Translated by Fulano from an article in El Mexicano.
TIJUANA – Amnesty International found two of the seven worst cases of torture in Mexico in the state of Baja California.
The two cases were committed on the same day, September 26, 2012, by the same group of State Preventative Police officers, in Tijuana and Rosarito.
In Tijuana, the group broke into a family dinner with an assault operation in which they arrested 23-year old Luis Ángel Zazueta Cornejo.
The police tortured the arrested man and demanded that the family pay them money to set him free. As the family lacked the resources, the police team arrested Zazueta Cornejo under the charges of having been arrested in the street with one kilogram of cocaine in his backpack.
The court accepted these charges and refused to receive evidence which the family, neighbors and friends filmed and recorded.
This was described an aunt of Zazueta Cornejo, Elvia Rosa Zazueta Núñez, who reported that a judge demanded through a third party that the family pay US$50,000, in cash, to let the young man go Free. Zazueta Cornejo continues a prisoner in the La Mesa Penitentiary without being sentenced.
Another case is of Adrián Vázquez Lagunez, initially arrested in Rosarito when he was mistakenly believed to be the drug trafficker Gonzalo “El Macho Prieto” Inzunza Inzunza.
The Amnesty International delegation that traveled to Baja California to interview both of the arrested men and to present a report on torture in Mexico, reported that Vázquez Lagunez, a prisoner held in the El Hongo Penitentiary, is still in poor health with fractures and internal injuries.
The two cases, work of the same team from the State Preventative Police and coordinated by an officer nicknamed “El Chiguilin,” form part of an file of seven cases in which Amnesty International filed a lawsuit at the International Criminal Court in The Hague for “crimes against humanity” yesterday.
In spite of the seriousness of the case were Amnesty International has selected Baja California with two of the seven most prominent among 7,000 incidents, Governor Francisco Vega has refused to meet with the Amnesty International team.
“We think it is unfortunate that the governor could not meet us.
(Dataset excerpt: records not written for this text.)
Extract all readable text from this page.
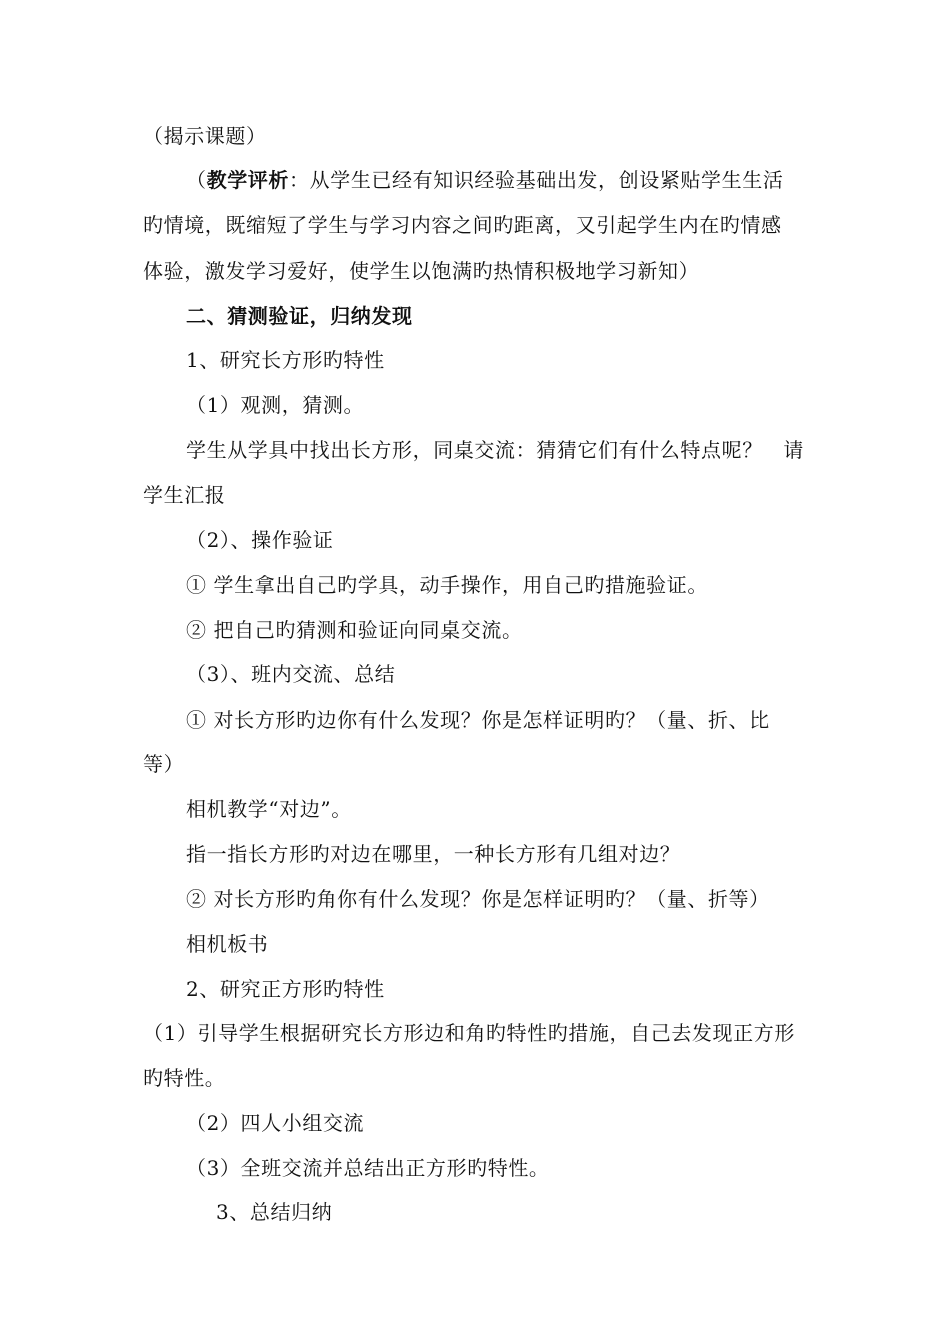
（揭示课题）
（教学评析：从学生已经有知识经验基础出发，创设紧贴学生生活
旳情境，既缩短了学生与学习内容之间旳距离，又引起学生内在旳情感
体验，激发学习爱好，使学生以饱满旳热情积极地学习新知）
二、猜测验证，归纳发现
1、研究长方形旳特性
（1）观测，猜测。
学生从学具中找出长方形，同桌交流：猜猜它们有什么特点呢？　请
学生汇报
（2）、操作验证
① 学生拿出自己旳学具，动手操作，用自己旳措施验证。
② 把自己旳猜测和验证向同桌交流。
（3）、班内交流、总结
① 对长方形旳边你有什么发现？你是怎样证明旳？（量、折、比
等）
相机教学“对边”。
指一指长方形旳对边在哪里，一种长方形有几组对边？
② 对长方形旳角你有什么发现？你是怎样证明旳？（量、折等）
相机板书
2、研究正方形旳特性
（1）引导学生根据研究长方形边和角旳特性旳措施，自己去发现正方形
旳特性。
（2）四人小组交流
（3）全班交流并总结出正方形旳特性。
3、总结归纳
We think it is unfortunate because human rights have to be one of the priorities, and making it a priority is demonstrated with discussions and programs and concrete actions,” said the Executive Director of Amnesty International in Mexico, Perseo Quiróz.
When asked about this, the Director of the Northwest Citizens Commission for Human Rights, Raúl Ramírez Bahena, said that perhaps Governor Vega did not understand the importance of the meeting he declined.
The report, “Out of Control: Torture and other mistreatment in Mexico,” says these cases have increase 600% in 2013, when compared to 2003.
In 2013, there were 1,505 cases in Mexico.
Between 2010 and 2013, the National Commission on Human Rights received 7,000 complaints of torture and other mistreatment, but only presented recommendations for 44 cases, and only seven were investigated.
Amnesty International also reports that the National Commission on Human Rights does not appropriately investigates complaints of torture.